4. supplication to an application

the final stop was to hale and hearty for a soup. i waited in the line and confirmed that the turkey trimmings soup was worth a nibble. then i got in the next line to pay for my soup. anxiety rose within me.

“do you want to pay with the hale and hearty app?” the gal behind the counter said.

“no,” i stammered. “i have the old card.”

out came my little paper card with stamps on it. 

“i know it will no longer be used here,” i said, crestfallen.

“do you know how to download the app?” the nice employee asked.

“i guess i will look for it on my phone!” i said a little too loudly and a little too enthusiastically. she took the card, stamped it, and handed it back to me.

“tomorrow when you come in you’ll be a winner,” she said.

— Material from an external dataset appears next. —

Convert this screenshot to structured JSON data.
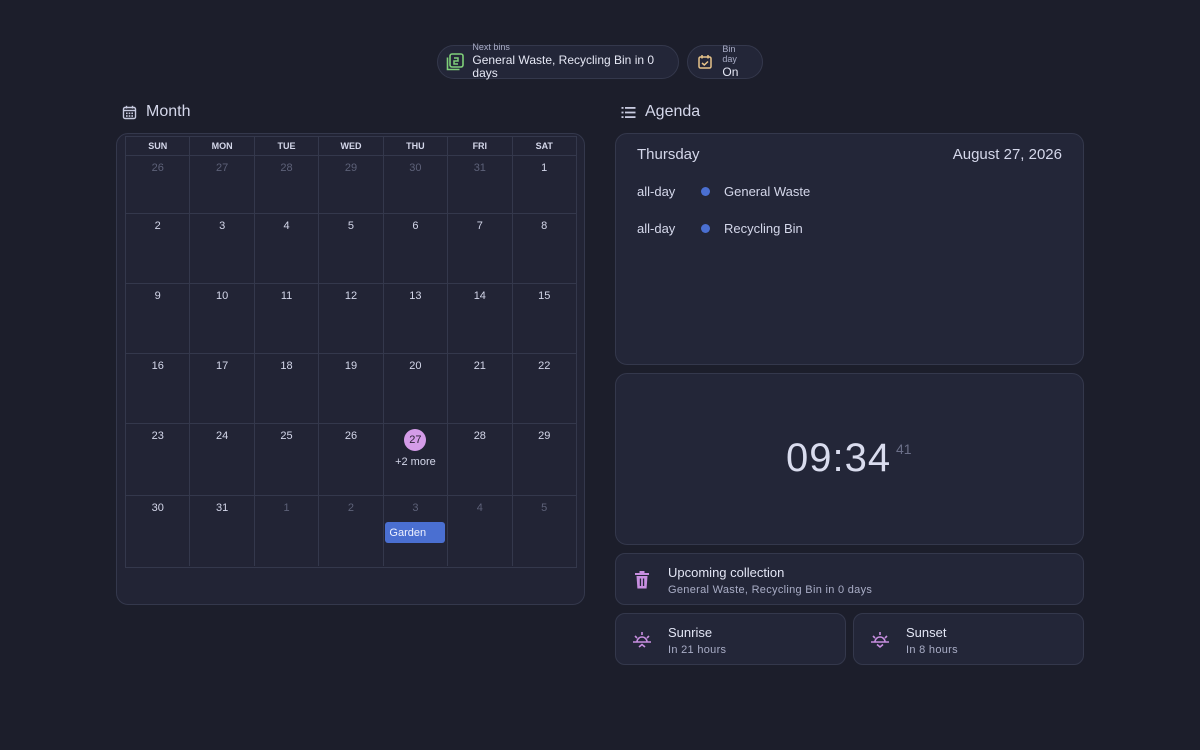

my heart felt light for a moment and i almost asked if i’d still be a winner when i switch to the app. never mind that “app” sounds like an abbreviation for appetizer!

i would rather buy 10 soups and get the 11th for free

i would rather buy 10 soups and get the 11th for free

mes amis, i am left wondering: when did everything change? and how will i feel when i am 80? (mind you, i am already older than the hills! i speak in euphemism here.. ) just yesterday my beloved called me on the telephone. a sense of dread took hold. what could be so good or bad that he was calling me and not texting or emailing? i prepared myself for either very excellent or very awful news. instead he wanted to go over a vacation choice. a quotidian question, wonderfully prosaic. i couldn’t shake the dread though and ended our call sooner than i’d have liked to.

don’t get me wrong. i love our modern era! but will our wrists survive all the typing? will my wrists survive the downward dogs i don’t do enough of? i still get a kick out of sending and receiving text messages—especially imessage—but what’s next?? have humans always felt this way?? are there other humans in history who felt like they didn’t belong in the right era?